This week we will be showcasing some of the members of the Homeschool Compass Team as they share what curriculum they are choosing for their own children in the upcoming school year. Today we hear from Alene who has a homeschooled 7th grader, a 10th grader in traditional school, and a college sophomore.
Alene describes her homeschooling style as “eclectic a la carte” because she chooses her curricula for different subjects based on her children’s learning style and interests and then adapts them for each child’s needs. Here’s what Alene will be using this year:
For Math we’ll be using Saxon 7/6. We’ve used Saxon in the past for my older daughters, and it prepared them for Honors high school math classes. . . . plus my kids like knowing that the author of their math book was an Air Force fighter pilot!
I choose titles for our literature studies from our history curriculum (see below) and from my own personal collection of books. We also build reading comprehension skills using discussion and narration, as well as Progeny Press book studies. Bethlehem Books has tons of classic historical fiction.
This year we will be using All About Spelling and Megawords. All About Spelling has well-scripted spelling lessons and magnetic letter tiles, which are great for kinesthetic learners. They even have a Tile app for tablets for those kids who like devices. This is our first year giving Megawords a try! Megawords teaches kids syllable rules and how to break words into syllable chunks for spelling and reading. This is very helpful for readers who “guess” when they read, instead of fully decoding.
We have used Rod & Staff for Grammar for several years. This year we’ll be using Level 6.
For this year we’ll be using Worldly Wise. Wordly Wise is an affordable traditional vocab program with a decent variety of review activities from week to week, including reading comprehension. Starting with upper elementary, students can do this program independently with mom/teacher checking their work and helping them correct any errors.
This year we will focus on composition using Structure and Style for Students from the Institute for Excellence in Writing (IEW). I haven’t used IEW before this year, but it has an excellent reputation, and Andrew Pudewa is a very engaging teacher. It also has video lessons which will work well for my daughter. It teaches a strict formula and process for beginning writers. Once students are proficient and comfortable with their skill level, they can then become more creative.
I’ll be using a Veritas Press Self Paced History course for the second year in a row. My student is a high energy visual learner who doesn’t like to read, so a history video-lesson program is perfect for her! This year I chose the course on the Middle Ages, Renaissance, and Reformation. Because I still want her to have reading assignments (to develop her reading skills for high school), I use the Mystery of History and Story of the World readers to supplement the video content. Mystery of History and Story of the World both have lessons that are written in a personable narrative style that kids enjoy — not text-booky at all! They are perfect supplemental reading.

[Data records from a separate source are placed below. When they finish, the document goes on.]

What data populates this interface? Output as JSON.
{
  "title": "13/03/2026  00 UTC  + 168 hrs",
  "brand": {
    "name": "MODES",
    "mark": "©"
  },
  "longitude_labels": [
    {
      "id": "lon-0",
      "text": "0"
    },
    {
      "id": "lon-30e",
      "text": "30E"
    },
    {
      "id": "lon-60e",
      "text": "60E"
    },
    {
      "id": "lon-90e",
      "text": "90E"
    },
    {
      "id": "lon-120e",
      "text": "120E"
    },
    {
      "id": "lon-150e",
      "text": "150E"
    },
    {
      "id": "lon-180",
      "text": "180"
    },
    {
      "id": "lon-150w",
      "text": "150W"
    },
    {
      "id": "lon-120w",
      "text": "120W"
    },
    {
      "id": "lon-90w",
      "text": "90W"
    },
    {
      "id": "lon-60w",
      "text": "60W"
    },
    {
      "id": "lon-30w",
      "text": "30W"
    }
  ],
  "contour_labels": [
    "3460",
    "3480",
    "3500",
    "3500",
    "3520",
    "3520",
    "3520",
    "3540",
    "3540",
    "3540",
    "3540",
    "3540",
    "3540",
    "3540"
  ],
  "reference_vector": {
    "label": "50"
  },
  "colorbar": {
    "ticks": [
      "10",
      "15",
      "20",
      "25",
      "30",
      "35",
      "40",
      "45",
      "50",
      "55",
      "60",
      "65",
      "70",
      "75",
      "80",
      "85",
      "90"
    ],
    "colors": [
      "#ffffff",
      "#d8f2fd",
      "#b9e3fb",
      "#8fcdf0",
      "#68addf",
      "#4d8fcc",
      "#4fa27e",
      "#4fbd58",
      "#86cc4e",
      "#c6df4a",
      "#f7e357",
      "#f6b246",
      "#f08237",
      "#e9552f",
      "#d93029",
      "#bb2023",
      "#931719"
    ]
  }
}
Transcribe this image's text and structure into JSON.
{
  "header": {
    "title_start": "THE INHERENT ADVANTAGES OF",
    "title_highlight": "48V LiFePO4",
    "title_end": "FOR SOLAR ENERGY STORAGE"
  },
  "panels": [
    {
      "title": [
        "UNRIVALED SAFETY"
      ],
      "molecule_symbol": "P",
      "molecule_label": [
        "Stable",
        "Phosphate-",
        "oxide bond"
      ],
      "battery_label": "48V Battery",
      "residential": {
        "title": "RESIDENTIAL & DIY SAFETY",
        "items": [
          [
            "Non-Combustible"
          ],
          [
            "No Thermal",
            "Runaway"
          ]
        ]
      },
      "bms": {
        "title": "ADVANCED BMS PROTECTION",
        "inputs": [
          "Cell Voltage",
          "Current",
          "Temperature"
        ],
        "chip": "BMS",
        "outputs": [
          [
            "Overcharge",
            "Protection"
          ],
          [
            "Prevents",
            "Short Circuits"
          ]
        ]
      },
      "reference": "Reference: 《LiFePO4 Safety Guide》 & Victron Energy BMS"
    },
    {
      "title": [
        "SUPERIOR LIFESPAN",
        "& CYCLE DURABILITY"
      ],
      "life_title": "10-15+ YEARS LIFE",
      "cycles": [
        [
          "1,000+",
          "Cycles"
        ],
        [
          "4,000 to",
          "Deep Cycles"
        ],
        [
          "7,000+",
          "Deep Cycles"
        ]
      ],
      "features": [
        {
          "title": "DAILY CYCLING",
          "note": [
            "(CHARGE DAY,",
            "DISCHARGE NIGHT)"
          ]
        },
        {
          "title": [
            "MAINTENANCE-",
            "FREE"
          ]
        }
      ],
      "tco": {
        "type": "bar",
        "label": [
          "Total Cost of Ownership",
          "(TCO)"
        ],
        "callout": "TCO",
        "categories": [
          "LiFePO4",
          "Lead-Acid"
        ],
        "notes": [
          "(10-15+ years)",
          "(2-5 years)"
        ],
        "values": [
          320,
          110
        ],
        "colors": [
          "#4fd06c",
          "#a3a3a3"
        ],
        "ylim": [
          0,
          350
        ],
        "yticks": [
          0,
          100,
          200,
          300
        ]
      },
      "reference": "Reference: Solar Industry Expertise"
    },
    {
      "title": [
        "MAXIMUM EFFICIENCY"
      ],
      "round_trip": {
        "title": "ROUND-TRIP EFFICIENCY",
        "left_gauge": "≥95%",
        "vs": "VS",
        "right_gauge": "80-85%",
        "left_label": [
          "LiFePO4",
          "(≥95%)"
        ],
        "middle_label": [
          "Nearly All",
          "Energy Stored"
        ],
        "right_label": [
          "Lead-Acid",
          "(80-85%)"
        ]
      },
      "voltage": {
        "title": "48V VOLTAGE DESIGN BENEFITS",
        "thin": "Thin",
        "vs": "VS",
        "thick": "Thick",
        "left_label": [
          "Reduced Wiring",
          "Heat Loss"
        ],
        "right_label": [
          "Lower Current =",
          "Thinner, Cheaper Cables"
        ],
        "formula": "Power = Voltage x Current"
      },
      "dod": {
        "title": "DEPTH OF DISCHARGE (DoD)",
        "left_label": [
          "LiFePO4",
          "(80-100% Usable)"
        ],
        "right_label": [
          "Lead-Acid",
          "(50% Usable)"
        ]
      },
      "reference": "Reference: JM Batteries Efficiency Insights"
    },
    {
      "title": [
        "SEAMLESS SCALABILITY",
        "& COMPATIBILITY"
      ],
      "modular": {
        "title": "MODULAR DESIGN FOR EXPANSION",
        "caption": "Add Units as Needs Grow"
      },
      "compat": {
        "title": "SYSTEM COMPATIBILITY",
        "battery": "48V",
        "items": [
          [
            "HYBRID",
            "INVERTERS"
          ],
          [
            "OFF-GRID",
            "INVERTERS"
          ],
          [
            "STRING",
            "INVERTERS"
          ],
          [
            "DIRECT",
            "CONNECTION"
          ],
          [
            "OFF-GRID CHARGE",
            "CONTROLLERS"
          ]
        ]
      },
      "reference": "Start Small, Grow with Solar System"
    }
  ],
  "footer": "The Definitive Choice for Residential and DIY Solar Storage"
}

In addition, I’m adding a History Archive Project activity. Each week my student completes a 2-page spread in an oversized sketchbook, based on the history topic of the week. The 2-page spread consists of short narrations, pictures, timeline, and maps that she draws, kind of like making her own Usborne Book. Last year I gave her a lot of help with this project; this year, she will do more of it on her own. The following year, she will do it completely independently.
For Science I chose Apologia’s Exploring Creation with General Science course with the downloadable Interactive Lapbook Journal PDF. Apologia is the reliable workhorse of homeschool science programs. We’ve used Apologia for years, most often in co-op settings. My kids like the Student Journals because they allow for creativity and review without the stress of a test. The PDF Lapbook Download will give my daughter typing practice too, since it’s interactive. She can type her answers and narration into the different fields, and then we print the page and assemble the lapbook.
My daughters have always played in town/school soccer and other local sports programs, which has opened up lots of opportunities in high school and college. Last year my middle daughter participated in the high school theater program. Our local school district is very homeschooler-friendly, which I really appreciate.
In the past all my kids have had the opportunity to volunteer serving at the Senior Citizen Luncheon put on by our local church. That might not happen this year due to the current health restrictions in place, but it has been one of my kids’ favorite things to do every year.
Of course, we supplement using resources from our local libraries. It’s always a good idea to get on the good side of your local librarians. Sometimes they’ll give you your own shelf for your reserved books! Inter-library loan is a wonderful resource to borrow the books I need for history, science, and reading.